Mahkememizce görevlendirilen bilirkişiler … ve … marifetiyle hazırlanan 03/02/2021 tarihli bilirkişi raporunda özetle; ”…Davacının işlemiş ve bilşien devredeki net kazançlarının herhangi bir artış ve iskontoya tabi tutulmaksızın aynen esas alınacağını, işleyecek ve bilinmeyen bakiye devre sonuna kadar geçecek süre içinde Yargıtay’ın bu konudaki yerleşmiş içtihatlarında belirtilen hususlar nazar alınarak her yıl için ayrı ayrı %10 artış ve %10 iskontolama esasına göre hesaplama yapılacağını, kazalının işleyecek devre başındaki net bir yıllık gelirinin; 2.825,90×12=33.910,80-TL olduğunu, anılan tutarın işleyecek aktif devre maddi zarar hesabına esas alınacağını, davacı aktif devre sonunda pasif dönemde de emsallerine göre daha fazla efor sarf ederek hayatını idame ettireceğinden Yargıtay’ın bu konudaki kararları dikkate alınarak pasif dönem zarar hesabına da asgari geçim indirimi dikkate alınmaksızın belirlenen net asgari ücretin yıllık tutarı olan 2.557,59×12=30.691,08-TL olarak esas alınacağını, kazanın 01/06/2015 tarihinden önce meydana geldiğinden somut olaya 01/06/2015 tarihinde yürürlüğe giren poliçe genel şartlarının uygulanma imkanının bulunmadığını, 13/03/2012 kaza tarihi itibariyle yürürlükte olan tarifeye göre davalının zorunlu trafik sigorta poliçesine istinaden sakatlık ve tedavi gideri teminatları bakımından sorunluluk üst limiti ayrı ayrı 225.000,00-TL olduğunu, Sigortalı aracın kullanım amacının ticari gözüktüğünü, avans faizi talebine ilişkin takdirin mahkemede olduğunu, davalı şirkete sigortalı … plakalı halk otobüsünün sürücüsü … …’ın meydana gelen kazada %100 kusurlu olduğunu, … plakalı motosikletin davacı sürücüsü …’ın meydana gelen kazada herhangi bir kusurunun görülmediğini, davalının %100 kusur oranındaki sorumluluk durumuna göre davacı …’ın; Geçici iş göremezlik dönemine ait maddi zararının 694,21-TL olduğunu, sürekli iş göremezlik dönemine ait %8,2 maluliyeti ile ilgili bakiye maddi zararının 107.746,31-TL olduğunu, davacının maddi zararlarının poliçe limitleri içerisinde kaldığını, başvuru tarihinin 09/11/2018 olarak belirlendiğini, sigortalı aracın kullanım amacının ticari gözüktüğünü, avans faizi talebine ilişkin takdirin mahkemede olduğunu…” mütalaa ettiği görülmüştür.

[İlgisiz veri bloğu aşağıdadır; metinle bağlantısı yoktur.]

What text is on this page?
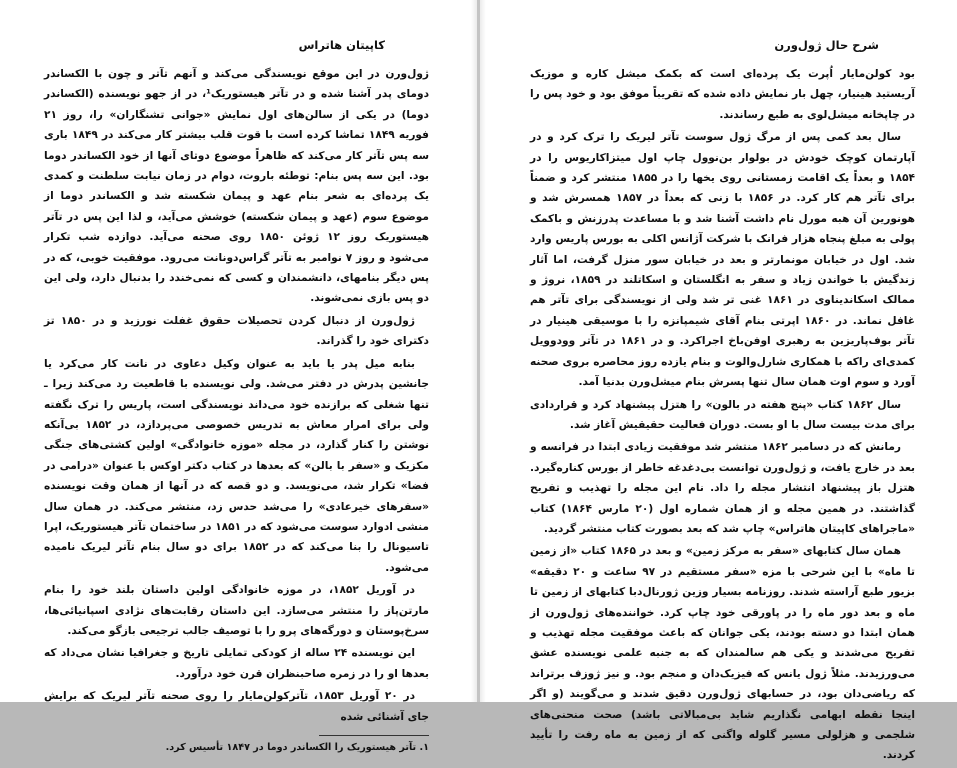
کاپیتان هاتراس

ژول‌ورن در این موقع نویسندگی می‌کند و آنهم تآتر و چون با الکساندر دومای پدر آشنا شده و در تآتر هیستوریک¹، در از جهو نویسنده (الکساندر دوما) در یکی از سالن‌های اول نمایش «جوانی تشنگاران» را، روز ۲۱ فوریه ۱۸۴۹ تماشا کرده است با قوت قلب بیشتر کار می‌کند در ۱۸۴۹ باری سه پس تآتر کار می‌کند که ظاهراً موضوع دوتای آنها از خود الکساندر دوما بود. این سه پس بنام: توطئه باروت، دوام در زمان نیابت سلطنت و کمدی یک پرده‌ای به شعر بنام عهد و پیمان شکسته شد و الکساندر دوما از موضوع سوم (عهد و پیمان شکسته) خوشش می‌آید، و لذا این پس در تآتر هیستوریک روز ۱۲ ژوئن ۱۸۵۰ روی صحنه می‌آید. دوازده شب تکرار می‌شود و روز ۷ نوامبر به تآتر گراس‌دونانت می‌رود. موفقیت خوبی، که در پس دیگر بنامهای، دانشمندان و کسی که نمی‌خندد را بدنبال دارد، ولی این دو پس بازی نمی‌شوند.

ژول‌ورن از دنبال کردن تحصیلات حقوق غفلت نورزید و در ۱۸۵۰ تز دکترای خود را گذراند.

بنابه میل پدر یا باید به عنوان وکیل دعاوی در نانت کار می‌کرد یا جانشین پدرش در دفتر می‌شد. ولی نویسنده با قاطعیت رد می‌کند زیرا ـ تنها شغلی که برازنده خود می‌داند نویسندگی است، پاریس را ترک نگفته ولی برای امرار معاش به تدریس خصوصی می‌پردازد، در ۱۸۵۲ بی‌آنکه نوشتن را کنار گذارد، در مجله «موزه خانوادگی» اولین کشتی‌های جنگی مکزیک و «سفر با بالن» که بعدها در کتاب دکتر اوکس با عنوان «درامی در فضا» تکرار شد، می‌نویسد. و دو قصه که در آنها از همان وقت نویسنده «سفرهای خیرعادی» را می‌شد حدس زد، منتشر می‌کند. در همان سال منشی ادوارد سوست می‌شود که در ۱۸۵۱ در ساختمان تآتر هیستوریک، اپرا تاسیونال را بنا می‌کند که در ۱۸۵۲ برای دو سال بنام تآتر لیریک نامیده می‌شود.

در آوریل ۱۸۵۲، در موزه خانوادگی اولین داستان بلند خود را بنام مارتن‌پاز را منتشر می‌سازد. این داستان رقابت‌های نژادی اسپانیائی‌ها، سرخ‌پوستان و دورگه‌های پرو را با توصیف جالب ترجیعی بازگو می‌کند.

این نویسنده ۲۴ ساله از کودکی تمایلی تاریخ و جغرافیا نشان می‌داد که بعدها او را در زمره صاحبنظران قرن خود درآورد.

در ۲۰ آوریل ۱۸۵۳، تآترکولن‌مایار را روی صحنه تآتر لیریک که برایش جای آشنائی شده

۱. تآتر هیستوریک را الکساندر دوما در ۱۸۴۷ تأسیس کرد.

شرح حال ژول‌ورن

بود کولن‌مایار اُپرت یک پرده‌ای است که بکمک میشل کاره و موزیک آریستید هینیار، چهل بار نمایش داده شده که تقریباً موفق بود و خود پس را در چاپخانه میشل‌لوی به طبع رساندند.

سال بعد کمی پس از مرگ ژول سوست تآتر لیریک را ترک کرد و در آپارتمان کوچک خودش در بولوار بن‌نوول چاپ اول میتزاکاریوس را در ۱۸۵۴ و بعداً یک اقامت زمستانی روی یخها را در ۱۸۵۵ منتشر کرد و ضمناً برای تآتر هم کار کرد. در ۱۸۵۶ با زنی که بعداً در ۱۸۵۷ همسرش شد و هونورین آن هبه مورل نام داشت آشنا شد و با مساعدت پدرزنش و باکمک پولی به مبلغ پنجاه هزار فرانک با شرکت آژانس اکلی به بورس پاریس وارد شد. اول در خیابان مونمارتر و بعد در خیابان سور منزل گرفت، اما آثار زندگیش با خواندن زیاد و سفر به انگلستان و اسکاتلند در ۱۸۵۹، نروژ و ممالک اسکاندیناوی در ۱۸۶۱ غنی تر شد ولی از نویسندگی برای تآتر هم غافل نماند. در ۱۸۶۰ اپرتی بنام آقای شیمپانزه را با موسیقی هینیار در تآتر بوف‌پاریزین به رهبری اوفن‌باخ اجراکرد. و در ۱۸۶۱ در تآتر وودوویل کمدی‌ای راکه با همکاری شارل‌والوت و بنام یازده روز محاصره بروی صحنه آورد و سوم اوت همان سال تنها پسرش بنام میشل‌ورن بدنیا آمد.

سال ۱۸۶۲ کتاب «پنج هفته در بالون» را هتزل پیشنهاد کرد و قراردادی برای مدت بیست سال با او بست. دوران فعالیت حقیقیش آغاز شد.

رمانش که در دسامبر ۱۸۶۲ منتشر شد موفقیت زیادی ابتدا در فرانسه و بعد در خارج یافت، و ژول‌ورن توانست بی‌دغدغه خاطر از بورس کناره‌گیرد. هتزل باز پیشنهاد انتشار مجله را داد. نام این مجله را تهذیب و تفریح گذاشتند. در همین مجله و از همان شماره اول (۲۰ مارس ۱۸۶۴) کتاب «ماجراهای کاپیتان هاتراس» چاپ شد که بعد بصورت کتاب منتشر گردید.

همان سال کتابهای «سفر به مرکز زمین» و بعد در ۱۸۶۵ کتاب «از زمین تا ماه» با این شرحی با مزه «سفر مستقیم در ۹۷ ساعت و ۲۰ دقیقه» بزیور طبع آراسته شدند. روزنامه بسیار وزین ژورنال‌دبا کتابهای از زمین تا ماه و بعد دور ماه را در پاورقی خود چاپ کرد. خواننده‌های ژول‌ورن از همان ابتدا دو دسته بودند، یکی جوانان که باعث موفقیت مجله تهذیب و تفریح می‌شدند و یکی هم سالمندان که به جنبه علمی نویسنده عشق می‌ورزیدند. مثلاً ژول یانس که فیزیک‌دان و منجم بود. و نیز ژوزف برتراند که ریاضی‌دان بود، در حسابهای ژول‌ورن دقیق شدند و می‌گویند (و اگر اینجا نقطه ابهامی نگذاریم شاید بی‌مبالاتی باشد) صحت منحنی‌های شلجمی و هزلولی مسیر گلوله واگنی که از زمین به ماه رفت را تأیید کردند.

Davacı vekilinin bilirkişi raporu doğrultusunda ıslah dilekçesi ibraz ettiği, ıslah dilekçesinin davalı vekiline tebliğ edildiği anlaşılmıştır.
2918 sayılı Karayolları Trafik Kanununun 97. maddesinde 6704 sayılı Kanunun 5. maddesiyle değişiklik yapılarak, zarar görenin, dava yoluna gitmeden önce ilgili sigorta kuruluşuna yazılı başvuruda bulunması gerektiği düzenlenmiş, aynı değişiklikle Sigorta kuruluşunun başvuru tarihinden itibaren en geç 15 gün içinde başvuruyu yazılı olarak cevaplamaması veya verilen cevabın talebi karşılamadığına ilişkin uyuşmazlık olması hâlinde, zarar gören dava açabileceği veya 5684 sayılı Kanun çerçevesinde tahkime başvurabileceği belirtilmiştir. 6704 sayılı Kanunun 26/04/2016 tarih, 29695 sayılı Resmi Gazetede yayımlanması ile yayım tarihi olan 26/04/2016 tarihinden itibaren KTK’nın 97. maddesinde yapılan değişiklik yürürlüğe girmiştir.

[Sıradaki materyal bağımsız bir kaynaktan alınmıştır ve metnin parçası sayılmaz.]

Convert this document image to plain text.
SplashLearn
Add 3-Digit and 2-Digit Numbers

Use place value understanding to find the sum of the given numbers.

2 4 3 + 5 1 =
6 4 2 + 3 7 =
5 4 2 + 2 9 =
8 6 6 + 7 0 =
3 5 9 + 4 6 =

Somut uyuşmazlıkta ise dava tarihi itibariyle 2918 sayılı KTK’nın 97. maddesinde yapılan değişiklik yürürlükte olup dava tarihinden önce davalı … na yapılan başvurunun eksik evrak nedeniyle karşılanamadığı anlaşılmaktadır. Eksik olduğu bildirilen kaza tarihinde yürürlükte bulunan yönetmelikte belirlenen kriterleri sağlayan maluliyet oranını gösterir sağlık kurulu raporunun alınması için geçecek süre nazara alındığında KTK’nın 97. maddesinde öngörülen 15 günlük cevap süresinin makul olmayacak şekilde aşılması sonucu doğacağı gibi verilen cevabın talebi karşılamadığı da anlaşıldığından KTK’nın 97. maddesine göre başvuru yapıldığının ancak başvurunun sonuçsuz kaldığının kabulü gerekmiştir.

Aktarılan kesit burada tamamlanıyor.